Landowners filled in wetlands. They plowed into pristine prairies, releasing carbon dioxide that had been locked in the soil.
Sprayers pumped out billions of pounds of fertilizer, some of which seeped into drinking water, contaminated rivers and worsened the huge dead zone in the Gulf of Mexico where marine life can’t survive.

The consequences are so severe that environmentalists and many scientists have now rejected corn-based ethanol as bad environmental policy. But the Obama administration stands by it, highlighting its benefits to the farming industry rather than any negative impact.

The AP reports the ethanol mandate is also having a dramatic effect on the price of corn and the land it’s being grown on:

Leroy Perkins, the farmer agonizing about what to do with his 91 acres, says he likes ethanol as a product and an industry. But he knows it fuels the corn prices that are transforming his county.
“If they do change the fuel standard, you’ll see the price of corn come down overnight,” he said. “I like to see a good price for corn. But when it’s too high, it hurts everybody.”
Investors from as far away as Maryland and Pennsylvania have bought thousands of acres in Wayne County, sending prices skyrocketing from $350 per acre a decade ago to $5,000 today.
One in every four acres of in the county is now owned by an out-of-towner.
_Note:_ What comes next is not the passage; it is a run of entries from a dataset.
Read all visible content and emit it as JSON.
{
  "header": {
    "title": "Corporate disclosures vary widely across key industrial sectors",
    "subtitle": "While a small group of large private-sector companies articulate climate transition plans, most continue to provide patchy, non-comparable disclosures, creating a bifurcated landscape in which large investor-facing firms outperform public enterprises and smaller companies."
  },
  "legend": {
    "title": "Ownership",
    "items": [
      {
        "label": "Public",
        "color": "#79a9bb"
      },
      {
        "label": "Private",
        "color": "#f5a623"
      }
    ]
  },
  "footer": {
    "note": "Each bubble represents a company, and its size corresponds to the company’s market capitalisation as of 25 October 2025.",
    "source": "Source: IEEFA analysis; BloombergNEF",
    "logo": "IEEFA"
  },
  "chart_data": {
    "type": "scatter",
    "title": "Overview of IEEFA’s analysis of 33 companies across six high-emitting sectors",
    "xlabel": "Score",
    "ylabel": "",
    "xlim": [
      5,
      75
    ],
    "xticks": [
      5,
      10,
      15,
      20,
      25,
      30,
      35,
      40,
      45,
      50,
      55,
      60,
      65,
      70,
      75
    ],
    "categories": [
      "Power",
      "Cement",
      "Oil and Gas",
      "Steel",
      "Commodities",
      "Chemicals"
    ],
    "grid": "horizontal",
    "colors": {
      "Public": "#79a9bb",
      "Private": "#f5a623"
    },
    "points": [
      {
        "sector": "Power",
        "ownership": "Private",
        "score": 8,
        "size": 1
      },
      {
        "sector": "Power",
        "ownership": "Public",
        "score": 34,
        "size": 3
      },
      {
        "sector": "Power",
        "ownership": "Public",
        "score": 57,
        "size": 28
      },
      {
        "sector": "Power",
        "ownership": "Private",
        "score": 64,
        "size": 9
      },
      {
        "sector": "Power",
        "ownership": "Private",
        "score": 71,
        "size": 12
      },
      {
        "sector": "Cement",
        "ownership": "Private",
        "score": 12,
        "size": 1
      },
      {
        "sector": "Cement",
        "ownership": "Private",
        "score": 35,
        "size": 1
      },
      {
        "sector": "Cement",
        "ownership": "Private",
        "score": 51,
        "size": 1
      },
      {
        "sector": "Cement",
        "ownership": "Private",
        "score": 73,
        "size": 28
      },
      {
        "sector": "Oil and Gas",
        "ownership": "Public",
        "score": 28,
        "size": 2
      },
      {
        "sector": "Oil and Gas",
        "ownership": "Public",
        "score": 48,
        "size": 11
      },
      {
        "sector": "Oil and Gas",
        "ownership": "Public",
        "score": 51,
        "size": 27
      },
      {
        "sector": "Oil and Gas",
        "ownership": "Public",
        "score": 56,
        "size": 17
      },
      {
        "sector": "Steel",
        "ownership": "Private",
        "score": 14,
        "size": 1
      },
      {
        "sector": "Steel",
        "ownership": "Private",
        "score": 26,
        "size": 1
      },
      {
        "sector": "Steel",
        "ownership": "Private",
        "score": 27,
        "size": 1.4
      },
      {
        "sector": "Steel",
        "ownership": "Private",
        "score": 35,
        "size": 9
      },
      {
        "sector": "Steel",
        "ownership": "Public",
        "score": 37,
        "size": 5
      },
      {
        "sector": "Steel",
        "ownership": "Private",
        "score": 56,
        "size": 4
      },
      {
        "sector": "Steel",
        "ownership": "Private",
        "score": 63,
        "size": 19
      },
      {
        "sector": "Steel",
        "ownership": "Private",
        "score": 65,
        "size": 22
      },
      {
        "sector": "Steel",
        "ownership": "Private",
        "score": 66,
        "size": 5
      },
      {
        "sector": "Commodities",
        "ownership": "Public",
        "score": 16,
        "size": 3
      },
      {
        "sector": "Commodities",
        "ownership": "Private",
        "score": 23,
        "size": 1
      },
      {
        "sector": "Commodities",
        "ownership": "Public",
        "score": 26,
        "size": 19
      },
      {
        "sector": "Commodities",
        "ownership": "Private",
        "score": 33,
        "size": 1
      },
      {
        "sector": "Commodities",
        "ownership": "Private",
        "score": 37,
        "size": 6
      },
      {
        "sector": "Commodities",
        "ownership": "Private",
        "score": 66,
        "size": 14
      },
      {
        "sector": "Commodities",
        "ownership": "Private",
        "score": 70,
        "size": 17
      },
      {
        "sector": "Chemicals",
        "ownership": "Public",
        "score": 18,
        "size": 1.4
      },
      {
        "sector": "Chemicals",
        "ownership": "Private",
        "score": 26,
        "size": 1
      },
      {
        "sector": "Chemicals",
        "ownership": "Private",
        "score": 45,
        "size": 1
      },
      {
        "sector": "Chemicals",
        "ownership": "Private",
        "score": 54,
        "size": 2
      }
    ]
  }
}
Pennsylvania Senator Pat Toomey has been pushing to repeal the law or at least cut back on the amount of ethanol the federal government requires refiners to blend into their supplies. On a visit to Delta Airlines’ refinery in Marcus Hook, Delaware County back in August, Toomey told reporters the law has damaging economic and environmental impacts.
“First of all, the original idea is this would be good for the environment,” Toomey said. “Except that everyone’s discovered that it’s counter-productive.”
Refineries can pay to opt out of the program by buying credits. The federal government increased ethanol mandate this year from from 13.2 billion gallons in 2012 to 13.8 gallons which also drove up credit prices. Toomey said it’s putting refineries like the one in Marcus Hook in the red.
“It costs them more to comply with this government mandate than all of the labor and all of the jobs that they have on this facility,” he said. “This makes no sense and as a result, this refinery is not profitable.”
Politico reports the EPA is expected to give refineries some relief when it announces the ethanol mandate for 2014 sometime this week.